Summary
Two implementations of LDA model:
- Gensim LDA model
- Guided LDA
For each implementation there are several functions to optimize hyper parameters of LDA model in two stages:
- Stage 1 - optimize almost all params with fixed interval for number of topics
- Stage 2 - optimize anly number of topics with fixed almost all params from Stage 1 optimization
Functions are stored in topic_model_hyper_param_opt.py
module.
Examples of their application are in notebooks.
This script contains a set of functions. These functions helps to
- Preprocess texts
- Optimize hyper params of LDA topic model
- Plot the results of hyper params optimization
- Run experiments with hyper params opt
This notebook provides an example of implementation functions of two stage optimization process. This notebook contains a pipeline with steps from reading the data to plot the results. The proposed pipeline have several steps:
- Read the data.
- Preprocessing.
- Preparing objects for model -
corpus
andid2word
. - Stage 1 hyper params opt - optimize params of LDA model with fixed limited interval of number of topics. Optimal values for almost all params except number of topics are obtained as a result of this step.
- Stage 2 hyper params opt - optimize number of topics with fixed other params of LDA model. Fixed other params - obtained optimal params from Stage 1. This step helps to optimize only number of topics.

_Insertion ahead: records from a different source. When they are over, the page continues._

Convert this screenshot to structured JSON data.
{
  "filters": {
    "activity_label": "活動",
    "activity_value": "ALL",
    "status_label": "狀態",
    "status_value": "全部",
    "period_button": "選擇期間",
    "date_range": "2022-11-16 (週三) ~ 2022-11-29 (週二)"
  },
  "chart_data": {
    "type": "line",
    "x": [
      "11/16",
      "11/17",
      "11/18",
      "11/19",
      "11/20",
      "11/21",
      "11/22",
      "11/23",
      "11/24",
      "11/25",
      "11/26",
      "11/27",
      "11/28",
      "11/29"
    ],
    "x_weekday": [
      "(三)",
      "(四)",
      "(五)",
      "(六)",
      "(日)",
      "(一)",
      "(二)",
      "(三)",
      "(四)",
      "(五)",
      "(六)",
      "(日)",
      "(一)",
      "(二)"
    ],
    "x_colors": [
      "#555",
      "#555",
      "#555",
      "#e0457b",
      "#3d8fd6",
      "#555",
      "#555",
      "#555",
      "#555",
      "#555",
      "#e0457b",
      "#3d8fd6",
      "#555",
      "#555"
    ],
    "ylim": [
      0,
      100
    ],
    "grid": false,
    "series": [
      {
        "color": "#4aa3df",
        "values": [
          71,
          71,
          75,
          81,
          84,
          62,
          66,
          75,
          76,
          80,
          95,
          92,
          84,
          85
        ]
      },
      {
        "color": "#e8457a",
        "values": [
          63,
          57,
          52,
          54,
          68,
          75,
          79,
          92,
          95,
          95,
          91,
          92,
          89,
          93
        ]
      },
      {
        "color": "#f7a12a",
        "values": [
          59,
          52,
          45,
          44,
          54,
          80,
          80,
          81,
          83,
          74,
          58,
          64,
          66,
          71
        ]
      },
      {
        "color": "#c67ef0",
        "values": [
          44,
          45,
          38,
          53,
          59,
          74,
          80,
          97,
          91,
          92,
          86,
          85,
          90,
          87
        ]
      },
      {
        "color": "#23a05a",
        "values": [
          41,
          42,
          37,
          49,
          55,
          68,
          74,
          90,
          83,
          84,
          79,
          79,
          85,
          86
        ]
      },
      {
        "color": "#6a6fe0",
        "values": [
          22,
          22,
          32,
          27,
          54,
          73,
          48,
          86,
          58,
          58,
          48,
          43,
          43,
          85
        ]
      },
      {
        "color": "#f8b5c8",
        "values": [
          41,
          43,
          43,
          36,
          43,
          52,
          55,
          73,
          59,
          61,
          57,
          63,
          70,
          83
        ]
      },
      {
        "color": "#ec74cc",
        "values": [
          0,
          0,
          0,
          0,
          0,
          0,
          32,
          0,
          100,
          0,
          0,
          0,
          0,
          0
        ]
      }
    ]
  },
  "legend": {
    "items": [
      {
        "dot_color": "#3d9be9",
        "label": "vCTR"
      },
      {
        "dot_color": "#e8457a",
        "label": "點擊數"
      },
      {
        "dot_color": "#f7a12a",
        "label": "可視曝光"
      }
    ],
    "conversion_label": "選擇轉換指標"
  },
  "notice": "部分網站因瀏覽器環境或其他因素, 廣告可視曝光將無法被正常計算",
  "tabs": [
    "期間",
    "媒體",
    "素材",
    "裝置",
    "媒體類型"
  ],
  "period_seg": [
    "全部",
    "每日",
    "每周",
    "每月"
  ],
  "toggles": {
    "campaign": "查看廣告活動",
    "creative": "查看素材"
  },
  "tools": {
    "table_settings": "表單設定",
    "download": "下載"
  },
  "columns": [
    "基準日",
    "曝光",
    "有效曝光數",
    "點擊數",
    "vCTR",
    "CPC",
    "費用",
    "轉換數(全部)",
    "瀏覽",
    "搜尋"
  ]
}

- Build a model with optimal params
- Plots - params values vs. loss
- Model description with prints, word clouds, pyLDAvis and the most representative documents for each topic
A notebook provides an example of implementation experiments. Each experiment is a whole pipeline in one function which allows to:
- Preprocess data
- Create objects for model
- Optimize LDA model hyper params on Stage 1 and Stage 2
- Save trials of hyperopt in dataframe format
- Display and save plots
So there is the example how to run several experiments to choose preprocessing params of pipeline and LDA model optimal params.
Guided LDA allows us to seed initial topics. Guided LDA tries to fit to these seeds as target topics with some seed_confidence which represent an allowed deviation from seeded topics.